To sum up the Fresh Steams conference in just a few words is almost impossible. In fact to be honest how in such testing times the organisers managed to stage such an event is little short of a miracle. 

That’s because between 2pm on Monday and 1pm on Wednesday, either in a conference hall or online they managed to engage with literally hundreds of delegates through seven main sessions of worship, prayer and teaching alongside producing sixteen online seminars.

Above you can see some pictures taken from the final session of the conference, a two hour session which included some really powerful one minute testimonies and an inspiring talk by Mark Elder Minister of Tarporley Chapel. Mark focussed on the demands and the pressures of leadership and how when you are running round like a headless chicken trying to do all those jobs nobody else wants God is always there for you.

From Roy Searle’s opening seminar on Monday lunchtime right the way through until the same time on Wednesday one message kept repeating itself. And that was that we are living in times of great change, times when although what we used to do is still relevant the way we (the church) do it is maybe not compatible with 2022. 

Shelley managed to travel to the Hayes Centre in Derbyshire on the Tuesday, and we have invited her to tell us just a little bit about what she experienced… 

“Fresh Streams conference took the theme of ‘Back to the Future part 2’ and followed on from last years online conference, much of which you can still watch on the Fresh Streams website.

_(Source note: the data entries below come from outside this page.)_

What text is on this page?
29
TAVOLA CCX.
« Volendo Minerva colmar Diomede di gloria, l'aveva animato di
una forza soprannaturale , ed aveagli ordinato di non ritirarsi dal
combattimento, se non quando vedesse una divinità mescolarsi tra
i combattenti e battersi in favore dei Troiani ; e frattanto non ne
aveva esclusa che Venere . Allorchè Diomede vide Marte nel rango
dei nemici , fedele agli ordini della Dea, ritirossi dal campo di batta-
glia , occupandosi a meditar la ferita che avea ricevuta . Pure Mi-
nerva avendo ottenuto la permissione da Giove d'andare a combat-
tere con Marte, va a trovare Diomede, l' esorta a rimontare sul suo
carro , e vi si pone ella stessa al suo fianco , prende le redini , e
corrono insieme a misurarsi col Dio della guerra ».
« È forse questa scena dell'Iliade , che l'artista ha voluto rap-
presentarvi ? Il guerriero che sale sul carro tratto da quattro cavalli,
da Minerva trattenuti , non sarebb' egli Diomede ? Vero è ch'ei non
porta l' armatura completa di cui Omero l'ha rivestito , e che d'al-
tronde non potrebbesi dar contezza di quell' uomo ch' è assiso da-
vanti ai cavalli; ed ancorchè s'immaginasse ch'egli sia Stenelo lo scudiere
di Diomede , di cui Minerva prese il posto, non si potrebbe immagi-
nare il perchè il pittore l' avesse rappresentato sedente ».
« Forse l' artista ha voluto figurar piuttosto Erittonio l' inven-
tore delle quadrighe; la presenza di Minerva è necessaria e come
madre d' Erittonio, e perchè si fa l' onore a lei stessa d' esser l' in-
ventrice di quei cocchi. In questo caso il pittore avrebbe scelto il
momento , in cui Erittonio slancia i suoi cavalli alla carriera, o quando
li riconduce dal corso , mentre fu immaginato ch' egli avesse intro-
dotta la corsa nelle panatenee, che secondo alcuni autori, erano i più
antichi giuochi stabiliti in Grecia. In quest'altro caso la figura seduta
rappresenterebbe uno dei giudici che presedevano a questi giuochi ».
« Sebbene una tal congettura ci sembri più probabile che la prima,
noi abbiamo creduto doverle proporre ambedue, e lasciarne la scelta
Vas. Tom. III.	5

This year it was good to connect with others online and in person and to hear stories of the last 18 months from churches around the country.

We shared about God’s faithfulness but also prayed for our churches and their leaders and sought to find God’s perspective through hearing His word, creative worship, seminars and conversation.

There was also space just to be, and a sense among many leaders that life had been so busy in responding and trying to fix things in a rapidly changing environment that the ‘doing for God’ had overtaken the ‘being with God’.

As Roy Searle said at the start of the conference, ‘there is meaning in the waiting’. Despite the personal and corporate challenges people had faced over the last year (many talked about losing loved ones and diminishing numbers of volunteers) there was also a sense that God was doing a new thing amongst His people and there were stories of people coming to faith through encounters with God, a greater awareness of God speaking through prophecy and the real blessings of intentional relationships.”